According to the New York Daily News, nearly a fifth of the city’s schools have earned grades bad enough on the latest edition of the annual progress report that they are now facing the possibility of being closed.
This year’s list of schools that have received an F, a D or a third consecutive C grade is nearly twice as long as last year’s. In total, 217 of the city’s middle and elementary schools were found wanting according to the standards set by the state compared to 116 the year before. Although only 14 schools were actually closed last year, Mayor Mike Bloomberg’s plan to close 24 more was thwarted by arbitration after the city’s teachers union threatened to file suit to stop the closures.
Bloomberg’s allegations that the arbiter’s decision barred the students of the 24 schools in question from “shar[ing] in the great American Dream,” were proven false to some degree after the seven of the 24 schools showed improvement on the latest grading data.

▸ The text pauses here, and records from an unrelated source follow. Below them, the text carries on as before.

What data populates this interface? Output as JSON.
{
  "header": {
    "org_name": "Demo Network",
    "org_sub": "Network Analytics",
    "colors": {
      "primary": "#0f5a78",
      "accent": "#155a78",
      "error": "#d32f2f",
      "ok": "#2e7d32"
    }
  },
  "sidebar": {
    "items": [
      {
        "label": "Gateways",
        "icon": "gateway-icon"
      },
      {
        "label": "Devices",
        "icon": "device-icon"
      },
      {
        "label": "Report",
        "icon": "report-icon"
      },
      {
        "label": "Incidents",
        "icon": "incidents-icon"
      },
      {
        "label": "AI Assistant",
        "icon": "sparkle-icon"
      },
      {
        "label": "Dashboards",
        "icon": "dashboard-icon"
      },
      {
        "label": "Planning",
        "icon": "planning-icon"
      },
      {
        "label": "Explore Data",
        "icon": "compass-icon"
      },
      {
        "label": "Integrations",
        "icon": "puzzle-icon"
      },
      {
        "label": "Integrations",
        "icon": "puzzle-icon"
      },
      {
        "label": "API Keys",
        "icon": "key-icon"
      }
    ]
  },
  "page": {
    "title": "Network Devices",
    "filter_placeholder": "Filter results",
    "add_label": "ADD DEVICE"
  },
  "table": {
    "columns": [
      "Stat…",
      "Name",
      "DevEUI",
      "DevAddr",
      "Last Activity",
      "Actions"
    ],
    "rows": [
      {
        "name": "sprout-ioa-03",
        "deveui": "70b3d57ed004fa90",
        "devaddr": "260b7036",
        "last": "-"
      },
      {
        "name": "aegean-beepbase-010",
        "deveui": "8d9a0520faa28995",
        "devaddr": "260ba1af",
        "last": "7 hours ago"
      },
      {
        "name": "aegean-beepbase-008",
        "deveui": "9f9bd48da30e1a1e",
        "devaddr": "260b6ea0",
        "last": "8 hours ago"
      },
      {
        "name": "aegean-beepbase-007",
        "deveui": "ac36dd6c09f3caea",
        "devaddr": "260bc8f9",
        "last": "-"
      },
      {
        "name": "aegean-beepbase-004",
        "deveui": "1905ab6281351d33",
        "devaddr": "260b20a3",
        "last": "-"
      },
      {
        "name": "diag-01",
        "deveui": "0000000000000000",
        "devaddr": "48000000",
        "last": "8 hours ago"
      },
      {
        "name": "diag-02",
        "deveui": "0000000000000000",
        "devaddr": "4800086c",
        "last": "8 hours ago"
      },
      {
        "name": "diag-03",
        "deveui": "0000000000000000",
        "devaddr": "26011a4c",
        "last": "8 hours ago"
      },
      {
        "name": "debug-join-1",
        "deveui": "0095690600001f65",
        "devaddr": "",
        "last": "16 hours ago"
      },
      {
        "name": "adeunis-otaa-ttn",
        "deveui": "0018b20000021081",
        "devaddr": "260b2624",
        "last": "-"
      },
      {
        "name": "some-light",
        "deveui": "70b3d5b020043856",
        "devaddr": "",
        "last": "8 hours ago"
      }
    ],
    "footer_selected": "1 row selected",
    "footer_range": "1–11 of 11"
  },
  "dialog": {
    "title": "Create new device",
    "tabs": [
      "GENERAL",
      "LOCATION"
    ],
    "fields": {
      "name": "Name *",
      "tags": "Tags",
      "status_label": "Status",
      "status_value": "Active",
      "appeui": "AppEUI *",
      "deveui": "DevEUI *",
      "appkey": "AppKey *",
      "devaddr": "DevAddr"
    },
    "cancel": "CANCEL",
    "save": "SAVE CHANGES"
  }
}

Two of the seven — Junior High School 30 and Middle School 391, both in the Bronx — earned a respectable B rating this year. The other five earned C’s. This, despite months of anxiety for students, parents and teachers as they fretted about the school’s future — or lack thereof.
“They put us through all this hell last year and now they’re saying we got a B?” asked Sheila Sanchez, 36, a member of the Friends of JHS 80.
The fight to keep Junior High School 30, one of the 24 targeted for closure last year, drew the attention and support of one its most famous alumni: writer, actor and director Penny Marshall. Sheila Sanchez, one of the members of Friends of JHS 30, said that the fact that the school earned a B just goes to prove that the criteria used by the administration to select the schools that should be targeted for turnaround — which often includes the replacement of up to half the staff — don’t work well.
Schools spokeswoman Erin Hughes defended the city’s move to close the turnaround schools and replace half their staffs — and said good grades this year don’t change the city’s reasons for closing the schools.
“Improvement in any school is a positive thing, but it doesn’t mean that these schools wouldn’t have been able to improve even more with new effective teachers and the state funding that they would have received if we were able to implement the turnaround model,” she said.